Although Penner's results are preliminary, she believes they are conclusive enough to cast doubt on conventional theories about global warming during the past hundred years. She also said the results confuse the issue of global warming in our immediate future.
"It adds a complication, which may mean that we would not anticipate a warming as soon as we would otherwise expect," she said.
But because aerosol emissions are being cut, global warming could well increase. Europe and the United States have cut aerosol emissions because they cause acid rain. But greenhouse gases, which Penner believes cause global warming, continue to increase.

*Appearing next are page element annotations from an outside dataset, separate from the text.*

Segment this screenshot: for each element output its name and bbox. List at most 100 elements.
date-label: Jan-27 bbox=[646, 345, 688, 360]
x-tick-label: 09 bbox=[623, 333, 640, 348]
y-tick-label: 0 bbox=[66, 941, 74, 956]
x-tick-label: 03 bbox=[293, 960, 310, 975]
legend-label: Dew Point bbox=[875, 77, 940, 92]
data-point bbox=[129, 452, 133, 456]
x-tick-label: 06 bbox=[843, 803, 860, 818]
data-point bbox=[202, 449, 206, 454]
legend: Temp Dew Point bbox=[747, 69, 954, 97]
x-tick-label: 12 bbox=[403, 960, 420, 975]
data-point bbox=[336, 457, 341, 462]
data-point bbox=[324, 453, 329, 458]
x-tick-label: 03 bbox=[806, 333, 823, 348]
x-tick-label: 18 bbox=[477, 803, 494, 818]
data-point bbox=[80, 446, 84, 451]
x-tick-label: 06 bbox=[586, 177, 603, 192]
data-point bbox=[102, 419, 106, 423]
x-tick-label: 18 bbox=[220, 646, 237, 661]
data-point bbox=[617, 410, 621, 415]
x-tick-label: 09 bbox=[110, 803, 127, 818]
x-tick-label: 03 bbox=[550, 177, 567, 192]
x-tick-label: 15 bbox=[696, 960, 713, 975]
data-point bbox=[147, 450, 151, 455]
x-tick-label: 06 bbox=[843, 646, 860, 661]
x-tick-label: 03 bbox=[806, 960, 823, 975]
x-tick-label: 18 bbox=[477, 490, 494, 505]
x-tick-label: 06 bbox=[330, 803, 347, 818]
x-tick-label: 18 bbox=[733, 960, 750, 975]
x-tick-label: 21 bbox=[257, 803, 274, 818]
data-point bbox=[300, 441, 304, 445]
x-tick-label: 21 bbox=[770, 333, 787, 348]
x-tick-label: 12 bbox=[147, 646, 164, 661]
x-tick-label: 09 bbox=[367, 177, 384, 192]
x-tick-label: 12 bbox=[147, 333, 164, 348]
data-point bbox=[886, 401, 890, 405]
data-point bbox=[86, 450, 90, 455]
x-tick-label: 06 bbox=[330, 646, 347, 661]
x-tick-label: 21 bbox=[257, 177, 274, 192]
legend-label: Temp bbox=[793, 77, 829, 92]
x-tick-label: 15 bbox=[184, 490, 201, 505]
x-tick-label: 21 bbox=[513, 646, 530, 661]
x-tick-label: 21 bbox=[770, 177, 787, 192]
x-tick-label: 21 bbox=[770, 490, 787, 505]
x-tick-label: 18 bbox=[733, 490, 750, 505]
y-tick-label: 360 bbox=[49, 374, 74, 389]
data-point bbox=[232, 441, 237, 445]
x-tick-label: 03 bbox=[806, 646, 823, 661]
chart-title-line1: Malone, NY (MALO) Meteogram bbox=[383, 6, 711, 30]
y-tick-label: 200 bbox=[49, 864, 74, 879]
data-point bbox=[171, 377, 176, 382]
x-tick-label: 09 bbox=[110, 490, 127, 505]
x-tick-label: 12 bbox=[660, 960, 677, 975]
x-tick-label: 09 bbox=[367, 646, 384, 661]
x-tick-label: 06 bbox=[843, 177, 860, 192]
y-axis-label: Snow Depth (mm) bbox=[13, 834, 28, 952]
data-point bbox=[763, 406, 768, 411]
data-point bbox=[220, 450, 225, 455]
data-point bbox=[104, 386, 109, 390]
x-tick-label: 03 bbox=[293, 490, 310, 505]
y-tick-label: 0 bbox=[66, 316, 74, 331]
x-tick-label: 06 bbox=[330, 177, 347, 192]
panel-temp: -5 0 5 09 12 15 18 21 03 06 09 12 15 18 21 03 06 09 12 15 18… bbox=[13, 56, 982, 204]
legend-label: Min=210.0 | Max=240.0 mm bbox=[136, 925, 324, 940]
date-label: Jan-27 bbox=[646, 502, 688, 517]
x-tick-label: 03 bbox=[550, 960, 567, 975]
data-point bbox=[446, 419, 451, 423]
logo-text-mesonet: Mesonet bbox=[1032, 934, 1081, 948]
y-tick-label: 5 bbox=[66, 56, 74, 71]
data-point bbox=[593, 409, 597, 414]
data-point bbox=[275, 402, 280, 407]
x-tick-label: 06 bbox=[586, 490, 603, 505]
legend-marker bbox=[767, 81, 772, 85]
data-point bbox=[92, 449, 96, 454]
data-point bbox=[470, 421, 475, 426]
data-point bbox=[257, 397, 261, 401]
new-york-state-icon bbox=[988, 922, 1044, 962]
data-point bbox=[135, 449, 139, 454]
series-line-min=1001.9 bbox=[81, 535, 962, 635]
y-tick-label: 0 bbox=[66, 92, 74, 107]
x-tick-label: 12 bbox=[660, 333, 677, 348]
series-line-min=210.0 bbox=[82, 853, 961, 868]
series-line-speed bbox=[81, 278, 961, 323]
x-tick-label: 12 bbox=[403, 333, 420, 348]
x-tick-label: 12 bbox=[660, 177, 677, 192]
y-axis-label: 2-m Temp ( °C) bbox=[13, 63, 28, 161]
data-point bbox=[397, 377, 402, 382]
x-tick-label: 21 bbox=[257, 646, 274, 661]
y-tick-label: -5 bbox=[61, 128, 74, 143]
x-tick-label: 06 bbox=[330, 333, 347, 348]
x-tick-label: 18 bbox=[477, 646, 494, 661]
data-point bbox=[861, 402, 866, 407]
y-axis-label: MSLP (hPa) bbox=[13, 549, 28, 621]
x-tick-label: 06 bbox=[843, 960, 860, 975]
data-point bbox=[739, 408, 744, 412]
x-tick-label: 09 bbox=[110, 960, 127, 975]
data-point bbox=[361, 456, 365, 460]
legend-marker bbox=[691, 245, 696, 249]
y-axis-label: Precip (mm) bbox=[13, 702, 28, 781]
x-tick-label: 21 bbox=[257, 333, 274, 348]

"Aerosols have a very short lifetime; CO2 has a very long lifetime," Penner said. "If we continue on the same emissions trends that we're on, CO2 concentrations will rise faster than aerosols will."
Henry Pollack, a University professor of geological sciences, agrees with Penner on one thing - the Earth is getting warmer, and it will continue to do so. But the cause of global warming is different, Pollack said.
"The temperature increase is real, there isn't any real quarrel about that," Pollack said. "The causes are more debatable."
Pollack examined the temperature readings from 300 sites around the world. These sites were used to measure temperature changes over a 500-year period. This gives information about climate changes before 1900, when meteorological data began to be recorded globally.
"We have looked at a five-century interval, which lets us look at the pre-industrial era as well as the industrial era," Pollack said. "Our results show that the Earth's temperature did warm between 1500 and 1750." But Pollack adds that "about 80 percent (of the warming) occurred after 1750, and 20 percent occurred before."
Pollack's data confirmed that the average global temperature has increased about one degree Celsius during the past 500 years. Alarmingly, fully one half of the total warming occurred in the past 100 years, indicating that the increase in greenhouse gases was a key factor in the warming process.
"What we found is that the 20th Century is a very anomalous century compared to previous ones," Pollack said. "The 20th Century is the time when greenhouse gases have increased most dramatically; temperature has also increased most dramatically. The correlation between those two observations makes us suspicious that there is a human signature on this global warming."
In light of this data, Pollack concluded that natural climate changes may have played a part in the warming trend, but only a small one.
"What we know about natural fluctuations suggests while that it plays a role, it's unlikely to account for more than 20 percent of the temperature increase that we've seen," Pollack said.
Pollack's views are shared by many other scientists and researchers, including Mary Ann Carol, a University professor of chemistry and atmospheric, oceanic and space sciences.
"There are certainly natural phenomena that lead to warming and cooling of the planet," Carol said. "But the rate at which we've increased greenhouse gases ... would indicate an artificially induced or enhanced temperature change. That level of change over a short period of time is something that would not be typical."
Although there is debate over the true causes of global warming, most researchers share the same outlook on the future: if left unchecked, greenhouse gas emissions will continue to grow, and global warming will only get worse.
"The concern is that the human impact can only grow, while the natural signature is at its upper limit," Pollack said. "If greenhouse gases continue to increase, then one can expect significant global warming in the 21st Century."